Anglim Gilbert Gallery is pleased to present The Authentic Figure, a solo exhibition of works on paper, paintings, and prints by Joan Brown (b. 1938 - d. 1990).

A San Francisco artistic icon, Brown’s expressive portraiture is steeped in self-determination. A graduate of the San Francisco Art Institute, she was one of the few women associated with the Bay Area Figurative Movement and the Rat Bastard Protective Association — the legendary artists’ collective that included Bruce and Jean Conner, Manuel Neri, Wally Hedrick, George Herms, and Jay DeFeo, among others. At the outset of her career, Brown distinguished herself from her cohort with loose, impasto renderings of personal subject matter, closely examining her immediate surroundings and internal thoughts.

While Brown’s approach to painting underwent a major stylistic shift in the early seventies, the essential concerns of her artistic practice remained clearly focused on the potential for selfactualization. Her immediate, flattened depictions of women, animals, and spiritual entities, became a means to invite an audience into her lived experience. During this time, she also maintained a rigorous life drawing practice. For Brown, committing to this fundamental compositional exercise fed her artistic agility. Studying the figure at length equated to an increased ability to render the thoughtful, deeply human characteristics that have become the hallmark of her work. Brown said of this process:

After a long time dealing with the nude, you become very involved only with seeing and in that state of near-boredom, you are free to experiment with the expressions of pure form.

(Joan Brown, University Art Museum, Berkeley, 1974)
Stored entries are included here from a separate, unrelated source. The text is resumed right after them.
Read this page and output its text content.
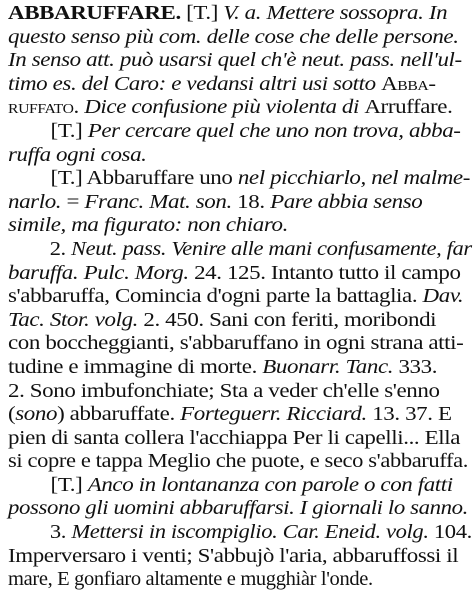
ABBARUFFARE. [T.] V. a. Mettere sossopra. In
questo senso più com. delle cose che delle persone.
In senso att. può usarsi quel ch'è neut. pass. nell'ul-
timo es. del Caro: e vedansi altri usi sotto Abba-
ruffato. Dice confusione più violenta di Arruffare.
[T.] Per cercare quel che uno non trova, abba-
ruffa ogni cosa.
[T.] Abbaruffare uno nel picchiarlo, nel malme-
narlo. = Franc. Mat. son. 18. Pare abbia senso
simile, ma figurato: non chiaro.
2. Neut. pass. Venire alle mani confusamente, far
baruffa. Pulc. Morg. 24. 125. Intanto tutto il campo
s'abbaruffa, Comincia d'ogni parte la battaglia. Dav.
Tac. Stor. volg. 2. 450. Sani con feriti, moribondi
con boccheggianti, s'abbaruffano in ogni strana atti-
tudine e immagine di morte. Buonarr. Tanc. 333.
2. Sono imbufonchiate; Sta a veder ch'elle s'enno
(sono) abbaruffate. Forteguerr. Ricciard. 13. 37. E
pien di santa collera l'acchiappa Per li capelli... Ella
si copre e tappa Meglio che puote, e seco s'abbaruffa.
[T.] Anco in lontananza con parole o con fatti
possono gli uomini abbaruffarsi. I giornali lo sanno.
3. Mettersi in iscompiglio. Car. Eneid. volg. 104.
Imperversaro i venti; S'abbujò l'aria, abbaruffossi il
mare, E gonfiaro altamente e mugghiàr l'onde.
More than fifteen of these never-before-exhibited works on paper will be on view, as well as a number of Brown’s later paintings and lithographs. Year of the Tiger, Bather #7, Portrait of Donald, and Portrait of Leela, in particular, feature Brown’s allegory of choice — cats that intently meet the gaze of the viewer. Much like the artist herself, these animals are perceptive symbols of empowerment and self-knowledge.

Joan Brown taught at the San Francisco Art Institute and University of California, Berkeley, where she was a favorite and influential instructor. In 1998, the retrospective exhibition, The Art of Joan Brown, curated by Karen Tsujimoto and Jacquelynn Baas, was shown jointly at the Oakland Museum and the Berkeley Art Museum. Brown’s works are in the collections of the Whitney Museum, MoMA New York, LACMA, SFMOMA, the Philadelphia Museum of Art, the Fine Arts Museums of San Francisco, BAMPFA, and the Carnegie Museum.